Pero no sabían que quien había obrado así era su Dios; que quien había sido tan tierno con las criaturas era su Creador; que al que tenían en sus manos era el Señor de su vida. Creían que se la quitaban, sin comprender que Él mismo la entregaba. Creían que acababan con una serie de favores que les irritaban, sin saber que estaban cooperando con la plenitud de la gracia.

No sabían lo que hacían.

Sabían que condenaban a un amigo humano, pero no a un amigo divino.

Sabían que pecaban contra todas las reglas de honradez, de gratitud y de justicia.

Sabían, como lo supo Pilatos, que mataban a un justo, que estaban vertiendo sangre inocente sobre sus propias cabezas.

Pero no sabían que estaban crucificando al Señor de la gloria, que estaban tratando de acallar la palabra eterna.

En su favor se puede decir: “Conocían el horror, pero no todo el horror de lo que hacían. Así pues, perdónalos, Padre”.

“Como era en el principio, ahora y siempre”. Jesucristo, es el mismo ayer, hoy y siempre. En el mundo hay una sociedad, la Iglesia, en la que Jesucristo vive eternamente, y esta sociedad, como el mismo Cristo, es divina y humana al mismo tiempo. Está comprometida en obras divinas y humanas y, como el mismo Cristo (y como toda empresa en favor del bien), es víctima de sorprendentes ingratitudes. De nuevo en nuestros días – como hace cuatro siglos en Inglaterra, o en Roma hace diecisiete -, la Iglesia se ve amenazada por los mismos a los que trata de llevar consuelo y salvación.
Y es imposible decir que, en parte por lo menos, los hombres no saben lo que hacen.

Saben que la civilización europea se apoya en cimientos cristianos.

Saben que, muchos siglos antes de que el Estado soñara con hacer lo mismo – y antes, ciertamente, de que existiera un Estado -, la Iglesia dio de comer al hambriento, enseñó al ignorante, acogió al proscrito e hizo tolerable la vida a los desdichados.

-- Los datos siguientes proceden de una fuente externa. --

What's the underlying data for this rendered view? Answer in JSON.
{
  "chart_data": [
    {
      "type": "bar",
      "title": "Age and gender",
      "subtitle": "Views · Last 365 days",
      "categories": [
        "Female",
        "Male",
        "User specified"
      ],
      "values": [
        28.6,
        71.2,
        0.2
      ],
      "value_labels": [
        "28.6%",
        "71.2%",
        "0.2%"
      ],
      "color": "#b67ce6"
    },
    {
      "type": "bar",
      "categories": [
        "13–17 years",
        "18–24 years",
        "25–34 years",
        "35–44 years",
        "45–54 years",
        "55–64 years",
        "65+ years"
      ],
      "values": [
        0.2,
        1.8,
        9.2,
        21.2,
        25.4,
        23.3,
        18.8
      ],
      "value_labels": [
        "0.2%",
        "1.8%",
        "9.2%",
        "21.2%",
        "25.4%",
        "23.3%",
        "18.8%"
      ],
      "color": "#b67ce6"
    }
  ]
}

Saben que la Iglesia fue la madre de los ideales, del arte más noble y de la belleza más pura. En todos los países de Europa se usan hoy, con fines seculares, edificios que ella construyó para el culto a Dios.

Saben que la moral de los hombres encuentra su sanción definitiva en la enseñanza de la Iglesia, y que donde impera su doctrina desaparece el crimen.

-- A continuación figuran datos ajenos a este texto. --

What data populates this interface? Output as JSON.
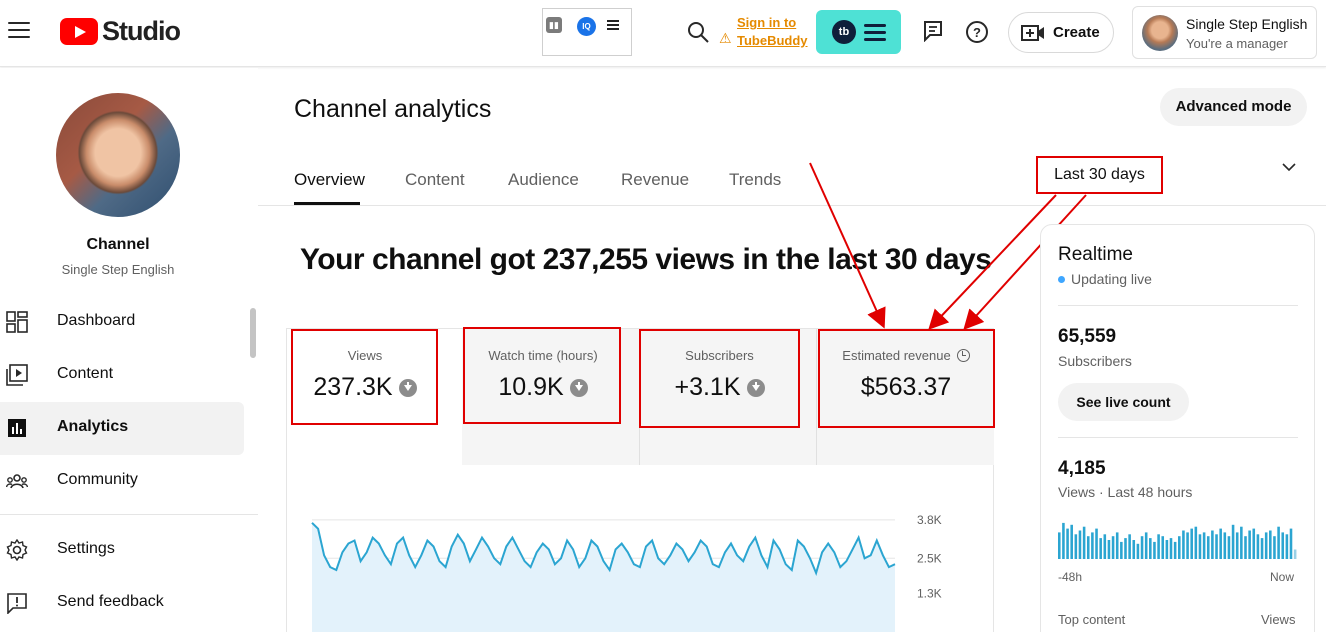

Y una vez más, se la acusa de no ser amiga del César, es decir, de ningún sistema que organice la sociedad de espaldas a Dios.

Sin embargo, el amor divino puede, gracias a Dios, continuar intercediendo por los hombres, unos hombres que no son conscientes del tremendo horror de lo que hacen. Y es que ignoran que esa Iglesia es la amada, la esposa del Hijo; que es esa ciudad eterna que “desciende del cielo” y que, a través de los sufrimientos de los suyos, aplica el sacrificio de Jesucristo por los pecados de los mismos que lo crucifican.

Saben que ultrajan a la justicia humana; que tratan a una comunidad universal como no lo harían con nación alguna; que están quebrando la rama que los sostiene.

Ignoran, por otra parte, que la justicia humana es un derecho divino; que esta sociedad es un cuerpo que reúne no sólo las vidas de los hombres, sino la vida encarnada de Dios; que están asesinando, no a un profeta ni a un siervo, sino al Hijo Unigénito de Dios.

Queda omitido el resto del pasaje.